Foto: CCO/Publiek Domein

Het aantal vlinders dit jaar is gehalveerd. Dat blijkt uit de jaarlijkse tuinvlindertelling, georganiseerd door de Vlinderstichting. De atalanta is de meest getelde vlinder. De atalanta werd de landelijke nummer 1.

Er zijn minder vlinders gezien dan in de voorgaande jaren, echter in het Noorden en dan vooral in Groningen, Friesland, Noord-Holland en de Wadden zijn veel vlinders waargenomen in de tuin. Vooral de dagpauwoog, atalanta en distelvlinder zijn daar talrijk. Het is nog onduidelijk waarom dat zo is.

2019 is een slecht vlinderjaar, aldus de Vlinderstichting. Dat komt doordat vorig zomer door het droge weer veel rupsen zijn doodgegaan omdat de planten waar ze afhankelijk van zijn waren verdroogd.
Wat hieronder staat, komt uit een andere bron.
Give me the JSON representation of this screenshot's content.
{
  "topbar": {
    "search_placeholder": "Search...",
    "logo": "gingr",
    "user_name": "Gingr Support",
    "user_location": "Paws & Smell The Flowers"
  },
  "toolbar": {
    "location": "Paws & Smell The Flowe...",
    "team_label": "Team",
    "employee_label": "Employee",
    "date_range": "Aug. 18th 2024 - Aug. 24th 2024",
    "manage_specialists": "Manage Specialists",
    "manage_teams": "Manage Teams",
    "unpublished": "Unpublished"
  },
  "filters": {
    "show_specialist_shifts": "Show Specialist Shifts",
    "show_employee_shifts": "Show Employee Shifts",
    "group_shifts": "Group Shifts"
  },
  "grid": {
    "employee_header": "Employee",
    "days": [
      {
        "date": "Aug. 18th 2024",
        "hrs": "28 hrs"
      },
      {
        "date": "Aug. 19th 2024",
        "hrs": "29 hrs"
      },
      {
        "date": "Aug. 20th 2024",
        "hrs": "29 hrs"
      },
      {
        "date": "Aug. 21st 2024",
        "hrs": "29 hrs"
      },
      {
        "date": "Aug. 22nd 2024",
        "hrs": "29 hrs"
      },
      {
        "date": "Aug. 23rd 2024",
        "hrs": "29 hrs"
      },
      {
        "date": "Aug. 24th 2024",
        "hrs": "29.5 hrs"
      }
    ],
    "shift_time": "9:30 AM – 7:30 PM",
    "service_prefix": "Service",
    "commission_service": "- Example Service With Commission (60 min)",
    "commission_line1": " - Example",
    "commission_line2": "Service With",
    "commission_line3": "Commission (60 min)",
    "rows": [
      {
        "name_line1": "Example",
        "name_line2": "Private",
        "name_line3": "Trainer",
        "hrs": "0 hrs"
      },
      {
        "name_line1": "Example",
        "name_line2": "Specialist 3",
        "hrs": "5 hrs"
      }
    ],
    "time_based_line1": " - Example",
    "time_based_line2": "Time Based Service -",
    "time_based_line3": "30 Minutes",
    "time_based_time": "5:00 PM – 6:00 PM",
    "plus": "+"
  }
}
Gemiddeld lag het aantal getelde vlinders veel lager dan andere jaren. De afgelopen tien jaar waren er gemiddeld 15 vlinders per telling in de tuin. Dit jaar zijn dat er slechts 7,5: een halvering.

Top drie vlinders

De atalanta eindigde landelijk op nummer één. Dat komt omdat ze vooral in de noordelijke provincies, waar dus redelijk veel vlinders werden gezien, erg talrijk zijn. Ten zuiden van de grote rivieren werd de atalanta veel minder gezien. Het klein koolwitje eindigde op de tweede plek. Deze komt verspreid door het hele land voor. De derde plaats is voor de dagpauwoog.

De grote afwezige is de kleine vos. Deze vlinder is vrijwel altijd in de top vijf te vinden, maar dit jaar komt hij niet verder dan plaats twaalf.

Van 6 tot en met 28 juli 2019 organiseerde De Vlinderstichting de tuinvlindertelling. Er zijn zo’n 10.000 tellingen gedaan. Een kwartier lang noteerde men de vlinders die in de tuin aanwezig waren.